I started out the lesson chit-chatting with the kids about our belief in Jesus Christ as our foundation. Everyone seemed to agree that we believe in Jesus Christ. Check. So how should people that believe in Jesus Christ behave on a day to day basis, how should we live our lives? They answered, good behavior, good works, etc. What does discipline mean? Predictably their collective answer more or less revealed a conception of discipline as imposed from the outside, more or less synonymous with punishment. This was the perfect opening to pave the way for a Christ-centered lesson on self-discipline, i.e. not imposed from the outside. Exhibit A: Luke Skywalker.

Trying to segue smoothly from this intro into the meat of the lesson, The Empire Strikes Back, I sort of said something like “This is just like when Yoda and Luke yadda yadda yadda.” The perfect transition — except that I noticed blank stares. No tinge of excitement at my discussion of The Empire Strikes Back together with the sight of my laptop set up with the projector pointing to the front of the class. Either these kids had major impairment of deductive logic faculties or . . . the unthinkable: they had not seen or even heard of The Empire Strikes Back.
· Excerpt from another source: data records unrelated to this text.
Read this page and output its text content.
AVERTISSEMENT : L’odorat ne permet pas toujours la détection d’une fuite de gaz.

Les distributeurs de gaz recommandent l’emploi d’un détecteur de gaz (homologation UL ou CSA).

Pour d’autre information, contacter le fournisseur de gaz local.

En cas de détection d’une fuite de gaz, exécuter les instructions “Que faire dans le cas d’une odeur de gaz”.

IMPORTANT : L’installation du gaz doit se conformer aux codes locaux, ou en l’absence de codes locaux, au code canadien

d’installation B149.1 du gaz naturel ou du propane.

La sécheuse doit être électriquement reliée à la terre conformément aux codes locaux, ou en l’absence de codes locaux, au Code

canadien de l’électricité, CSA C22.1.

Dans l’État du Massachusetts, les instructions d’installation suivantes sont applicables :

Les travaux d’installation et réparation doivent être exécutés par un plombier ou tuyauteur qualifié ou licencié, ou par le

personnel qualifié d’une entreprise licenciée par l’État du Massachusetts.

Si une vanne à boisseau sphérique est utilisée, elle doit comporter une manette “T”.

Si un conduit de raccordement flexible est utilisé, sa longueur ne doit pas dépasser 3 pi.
I was feeling a peculiar anxiety, a rising desperation — how could I even speak to these kids without a shared, lowest common denominator of mutual cultural understanding?

In a last ditch effort I glanced over to one of the four full-time missionaries in our ward who had accompanied me into the class because we had two young investigators along with us. “Elder X, remember how Luke yadda yadda yadda.” BLANK STARE FROM THE MISSIONARY!!! He confessed he had only seen it once “a long time ago” when he was “like 14″. I almost fell down. Not in my wildest imagination had I thought the kids wouldn’t know The Empire Strikes Back. I had thought a lot could go wrong with the lesson but that was not something I had foreseen.

I regained my composure and pressed forward. We took 10 minutes to watch a 4 minute clip of Luke’s Failure at the Cave as I paused it every so often to comment on what was happening and how it related to developing self-discipline and developing spiritual lives characteristic of followers of Jesus Christ (i.e. appropriately controlling our desires and emotions).

In the end it turned out great because it forced me to make a lot of points explicitly which, in what I had thought was the real world, would have come across implicitly as we all sat back and enjoyed reviewing this important episode from our cultural canon. I paused it when Luke put on his gun belt and we discussed his actions in light of Yoda’s admonitions. We discussed Yoda’s statement “Only what you take with you” in response to Luke’s question of what was in the cave. And, of course, we went into some detail when Vader’s mask explodes to reveal Luke’s face beneath.

The kids genuinely liked the lesson — hard to imagine they wouldn’t given that we watched such an important scene. The missionary was literally raving about the lesson afterward, saying he had never seen so much meaning in a movie scene before. Ah to be 19 again.